Down with Algebra II - antman
https://slate.com/human-interest/2016/03/algebra-ii-has-to-go.html
======
southern_cross
Throughout my school career I was a top student in math, generally enjoying it
and even sometimes just doing math for fun of it. (I still do this on
occasion.) But probably the single most _useful_ math class I ever took was
"Practical Math" in the 8th grade, which I just did on a lark. All of my other
math courses were of the college-bound and later engineering varieties.

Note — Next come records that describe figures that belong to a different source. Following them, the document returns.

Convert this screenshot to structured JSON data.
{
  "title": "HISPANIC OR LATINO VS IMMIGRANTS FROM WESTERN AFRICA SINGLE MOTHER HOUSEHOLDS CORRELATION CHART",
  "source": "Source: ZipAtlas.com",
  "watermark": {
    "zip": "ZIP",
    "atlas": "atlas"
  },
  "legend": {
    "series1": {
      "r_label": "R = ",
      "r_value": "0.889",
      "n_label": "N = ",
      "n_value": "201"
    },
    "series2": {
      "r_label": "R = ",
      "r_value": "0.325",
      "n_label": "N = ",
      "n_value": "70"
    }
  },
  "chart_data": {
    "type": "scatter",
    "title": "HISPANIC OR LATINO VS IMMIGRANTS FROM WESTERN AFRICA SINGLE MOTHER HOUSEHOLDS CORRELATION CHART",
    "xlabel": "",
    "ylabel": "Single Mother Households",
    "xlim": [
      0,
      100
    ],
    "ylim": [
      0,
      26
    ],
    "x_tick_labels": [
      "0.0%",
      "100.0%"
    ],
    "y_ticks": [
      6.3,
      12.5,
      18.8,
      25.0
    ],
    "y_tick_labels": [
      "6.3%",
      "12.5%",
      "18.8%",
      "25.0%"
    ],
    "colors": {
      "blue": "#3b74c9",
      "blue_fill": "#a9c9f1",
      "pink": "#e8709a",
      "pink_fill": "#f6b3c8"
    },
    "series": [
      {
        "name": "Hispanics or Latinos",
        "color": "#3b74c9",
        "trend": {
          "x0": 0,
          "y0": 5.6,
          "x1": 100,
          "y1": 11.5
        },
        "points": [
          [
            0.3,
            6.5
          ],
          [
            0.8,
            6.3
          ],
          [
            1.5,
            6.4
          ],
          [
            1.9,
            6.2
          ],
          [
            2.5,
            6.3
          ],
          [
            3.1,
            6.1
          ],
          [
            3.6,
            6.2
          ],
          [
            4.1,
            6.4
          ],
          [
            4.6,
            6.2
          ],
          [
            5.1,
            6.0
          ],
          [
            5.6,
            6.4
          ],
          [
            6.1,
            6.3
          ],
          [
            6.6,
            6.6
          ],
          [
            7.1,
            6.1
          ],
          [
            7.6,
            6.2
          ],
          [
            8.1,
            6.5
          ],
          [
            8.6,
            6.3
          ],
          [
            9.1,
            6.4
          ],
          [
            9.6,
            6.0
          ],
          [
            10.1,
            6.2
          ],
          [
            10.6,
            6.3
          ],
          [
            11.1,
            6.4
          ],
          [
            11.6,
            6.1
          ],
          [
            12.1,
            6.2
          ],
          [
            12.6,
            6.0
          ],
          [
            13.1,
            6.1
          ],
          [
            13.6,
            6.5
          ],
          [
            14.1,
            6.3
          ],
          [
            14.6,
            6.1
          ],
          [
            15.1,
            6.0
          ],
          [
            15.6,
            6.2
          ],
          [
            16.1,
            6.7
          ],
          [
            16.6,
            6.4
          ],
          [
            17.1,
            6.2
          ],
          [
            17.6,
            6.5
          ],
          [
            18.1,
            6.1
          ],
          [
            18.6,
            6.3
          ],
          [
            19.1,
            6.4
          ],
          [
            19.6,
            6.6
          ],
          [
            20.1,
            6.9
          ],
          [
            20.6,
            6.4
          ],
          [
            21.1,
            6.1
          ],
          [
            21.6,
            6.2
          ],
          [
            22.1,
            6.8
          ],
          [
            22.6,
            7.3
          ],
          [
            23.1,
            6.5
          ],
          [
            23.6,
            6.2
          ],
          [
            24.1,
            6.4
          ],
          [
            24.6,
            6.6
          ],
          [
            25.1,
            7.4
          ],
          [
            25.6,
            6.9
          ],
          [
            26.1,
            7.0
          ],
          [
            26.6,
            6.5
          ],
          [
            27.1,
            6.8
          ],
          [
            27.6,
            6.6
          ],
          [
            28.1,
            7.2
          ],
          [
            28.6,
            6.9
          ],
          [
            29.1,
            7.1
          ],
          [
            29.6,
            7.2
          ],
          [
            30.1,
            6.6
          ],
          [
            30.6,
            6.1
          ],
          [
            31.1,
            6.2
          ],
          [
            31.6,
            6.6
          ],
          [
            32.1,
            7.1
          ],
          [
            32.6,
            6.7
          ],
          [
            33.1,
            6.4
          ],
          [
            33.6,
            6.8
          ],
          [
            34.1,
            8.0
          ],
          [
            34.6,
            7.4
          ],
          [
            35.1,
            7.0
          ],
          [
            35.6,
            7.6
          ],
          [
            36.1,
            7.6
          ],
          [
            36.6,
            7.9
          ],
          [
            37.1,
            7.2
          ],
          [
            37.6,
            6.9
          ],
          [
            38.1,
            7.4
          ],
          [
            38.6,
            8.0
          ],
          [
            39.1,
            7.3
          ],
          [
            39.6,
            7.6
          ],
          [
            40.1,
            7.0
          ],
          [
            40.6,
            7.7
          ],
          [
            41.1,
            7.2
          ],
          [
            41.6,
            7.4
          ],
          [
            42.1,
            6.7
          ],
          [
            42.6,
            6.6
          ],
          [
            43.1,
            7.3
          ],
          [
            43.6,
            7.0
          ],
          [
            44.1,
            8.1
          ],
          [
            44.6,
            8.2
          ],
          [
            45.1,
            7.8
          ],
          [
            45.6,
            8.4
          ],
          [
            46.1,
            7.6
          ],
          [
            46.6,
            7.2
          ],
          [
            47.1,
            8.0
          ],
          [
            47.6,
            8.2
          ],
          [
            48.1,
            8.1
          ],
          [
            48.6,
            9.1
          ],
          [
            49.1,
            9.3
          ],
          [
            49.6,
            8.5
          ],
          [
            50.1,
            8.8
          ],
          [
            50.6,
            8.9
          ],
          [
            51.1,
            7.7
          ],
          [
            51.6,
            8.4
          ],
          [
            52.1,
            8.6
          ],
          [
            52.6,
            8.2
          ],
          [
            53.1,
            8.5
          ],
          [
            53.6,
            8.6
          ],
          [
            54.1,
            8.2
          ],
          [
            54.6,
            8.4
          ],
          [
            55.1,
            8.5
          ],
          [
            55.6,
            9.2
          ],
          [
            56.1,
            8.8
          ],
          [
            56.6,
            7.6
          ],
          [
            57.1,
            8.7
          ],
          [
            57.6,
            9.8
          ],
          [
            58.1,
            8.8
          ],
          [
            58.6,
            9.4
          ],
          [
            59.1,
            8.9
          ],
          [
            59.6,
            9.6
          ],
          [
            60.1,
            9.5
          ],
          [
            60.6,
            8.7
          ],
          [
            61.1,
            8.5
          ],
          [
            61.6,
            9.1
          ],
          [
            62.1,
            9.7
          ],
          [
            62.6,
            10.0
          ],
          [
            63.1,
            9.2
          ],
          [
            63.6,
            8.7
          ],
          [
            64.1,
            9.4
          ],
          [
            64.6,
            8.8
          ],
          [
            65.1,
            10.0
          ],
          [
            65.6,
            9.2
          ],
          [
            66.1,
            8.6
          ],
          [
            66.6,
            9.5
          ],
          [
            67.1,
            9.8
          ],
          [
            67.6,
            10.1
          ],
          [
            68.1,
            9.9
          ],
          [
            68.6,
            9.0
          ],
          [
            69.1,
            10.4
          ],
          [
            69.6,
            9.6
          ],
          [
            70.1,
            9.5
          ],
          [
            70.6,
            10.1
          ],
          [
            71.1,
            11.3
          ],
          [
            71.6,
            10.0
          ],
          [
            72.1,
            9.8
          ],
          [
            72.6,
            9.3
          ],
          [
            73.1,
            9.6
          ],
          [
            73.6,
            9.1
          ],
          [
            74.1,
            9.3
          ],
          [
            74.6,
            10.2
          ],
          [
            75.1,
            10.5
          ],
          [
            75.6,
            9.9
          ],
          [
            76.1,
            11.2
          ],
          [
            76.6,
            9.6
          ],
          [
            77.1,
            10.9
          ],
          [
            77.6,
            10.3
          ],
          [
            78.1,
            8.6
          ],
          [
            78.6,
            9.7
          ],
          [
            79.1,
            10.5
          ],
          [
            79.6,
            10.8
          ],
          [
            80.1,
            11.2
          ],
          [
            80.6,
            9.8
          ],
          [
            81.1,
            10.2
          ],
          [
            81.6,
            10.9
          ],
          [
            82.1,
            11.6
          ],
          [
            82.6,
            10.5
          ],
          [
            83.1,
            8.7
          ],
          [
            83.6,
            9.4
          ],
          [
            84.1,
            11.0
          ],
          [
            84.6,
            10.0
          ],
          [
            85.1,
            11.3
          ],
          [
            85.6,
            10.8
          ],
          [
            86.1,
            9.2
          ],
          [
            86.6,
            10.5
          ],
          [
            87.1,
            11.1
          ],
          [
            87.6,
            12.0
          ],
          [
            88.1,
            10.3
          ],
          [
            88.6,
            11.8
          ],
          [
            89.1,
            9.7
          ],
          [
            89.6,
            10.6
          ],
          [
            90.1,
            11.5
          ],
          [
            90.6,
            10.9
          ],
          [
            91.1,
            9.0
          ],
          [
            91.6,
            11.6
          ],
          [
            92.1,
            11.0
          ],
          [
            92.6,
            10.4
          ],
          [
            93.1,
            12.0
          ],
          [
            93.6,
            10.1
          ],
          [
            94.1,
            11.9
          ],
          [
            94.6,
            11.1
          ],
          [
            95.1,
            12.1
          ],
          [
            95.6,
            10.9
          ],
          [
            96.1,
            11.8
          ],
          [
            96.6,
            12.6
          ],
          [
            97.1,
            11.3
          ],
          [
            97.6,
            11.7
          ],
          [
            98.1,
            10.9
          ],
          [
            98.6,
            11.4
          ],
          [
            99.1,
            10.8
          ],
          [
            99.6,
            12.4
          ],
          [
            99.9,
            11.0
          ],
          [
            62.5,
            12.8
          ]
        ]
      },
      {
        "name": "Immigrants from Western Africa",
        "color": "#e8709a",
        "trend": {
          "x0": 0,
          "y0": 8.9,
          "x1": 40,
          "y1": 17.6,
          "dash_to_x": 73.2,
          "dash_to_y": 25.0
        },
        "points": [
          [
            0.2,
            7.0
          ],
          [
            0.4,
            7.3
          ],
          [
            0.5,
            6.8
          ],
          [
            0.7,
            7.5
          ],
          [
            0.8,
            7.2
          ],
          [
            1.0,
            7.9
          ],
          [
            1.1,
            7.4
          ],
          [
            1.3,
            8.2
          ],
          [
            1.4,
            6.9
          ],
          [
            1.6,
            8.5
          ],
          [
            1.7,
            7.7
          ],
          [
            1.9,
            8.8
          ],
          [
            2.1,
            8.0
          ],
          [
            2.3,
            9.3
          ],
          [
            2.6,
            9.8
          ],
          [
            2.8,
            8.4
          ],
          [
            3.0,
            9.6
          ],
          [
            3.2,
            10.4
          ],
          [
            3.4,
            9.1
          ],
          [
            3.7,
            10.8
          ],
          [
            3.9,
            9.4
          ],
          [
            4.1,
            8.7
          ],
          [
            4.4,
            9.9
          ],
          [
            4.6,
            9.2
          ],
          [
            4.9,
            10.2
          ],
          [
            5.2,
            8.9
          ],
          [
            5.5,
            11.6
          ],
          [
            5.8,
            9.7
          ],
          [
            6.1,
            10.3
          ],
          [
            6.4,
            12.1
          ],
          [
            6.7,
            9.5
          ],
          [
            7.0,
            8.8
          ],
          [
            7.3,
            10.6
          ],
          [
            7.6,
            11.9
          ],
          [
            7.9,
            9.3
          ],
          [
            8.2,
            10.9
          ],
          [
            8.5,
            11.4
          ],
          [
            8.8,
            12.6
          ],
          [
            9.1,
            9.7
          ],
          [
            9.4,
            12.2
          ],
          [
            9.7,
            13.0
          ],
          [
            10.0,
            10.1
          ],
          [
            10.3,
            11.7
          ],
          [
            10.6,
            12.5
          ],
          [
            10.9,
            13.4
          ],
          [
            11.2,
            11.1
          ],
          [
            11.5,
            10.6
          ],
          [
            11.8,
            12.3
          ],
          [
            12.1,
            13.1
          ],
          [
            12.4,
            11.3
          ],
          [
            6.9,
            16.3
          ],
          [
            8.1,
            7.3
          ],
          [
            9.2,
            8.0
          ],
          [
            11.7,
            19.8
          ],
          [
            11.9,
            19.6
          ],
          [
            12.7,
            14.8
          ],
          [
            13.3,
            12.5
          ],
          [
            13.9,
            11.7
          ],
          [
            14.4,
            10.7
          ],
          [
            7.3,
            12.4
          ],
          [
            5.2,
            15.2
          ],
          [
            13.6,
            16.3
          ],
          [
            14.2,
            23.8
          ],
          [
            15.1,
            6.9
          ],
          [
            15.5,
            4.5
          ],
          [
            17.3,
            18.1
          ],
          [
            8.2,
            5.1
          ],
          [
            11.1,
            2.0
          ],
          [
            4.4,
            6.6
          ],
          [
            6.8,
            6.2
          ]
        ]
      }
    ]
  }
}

But frankly I'm appalled at the amount of math many college majors still
require today. I eventually grew quite tired of it myself, once I (as a
student already working in my chosen profession) realized that most of it was
just a waste of my time, which could be better spent elsewhere. For example, I
see no sane reason why someone who has spent their entire life dreaming of
becoming a doctor or whatever, and who is otherwise generally well-suited for
that profession, hits an impenetrable barrier at calculus or some such and so
has to give up their dreams. I once asked a medical instructor some years back
how much calculus he and his students (future doctors) actually used, both in
school and afterwards, and his response was that they generally didn't use
much more than basic algebra. Today I'd expect that they just put a few
numbers into a calculator or computer, press a button and they're done.

------
jstewartmobile
If our educational complexes can't successfully hammer Algebra II into
someone's head, why does this Wheeler fellow think they'd be any more
successful hammering something else into it?

Compared to the complexity of just about anything that is real, Algebra II is
like learning to crawl or use silverware.

Odds are, the educational system is failing just as badly on every other
subject. It's just harder to screw up the metric on something as objective as
mathematics.

------
anonytrary
> coders of the future shouldn’t have to master abstract math that they’ll
> never need

This is awful. Humans should be moving rapidly towards mathematical literacy,
not away from it.

If you only need calculus for .001% of your job, that doesn't mean you only
have to learn .001% of calculus. No one is paying you to use calculus
everyday. They're paying you to know when calculus needs to be used and how to
apply it, the one day they actually need it.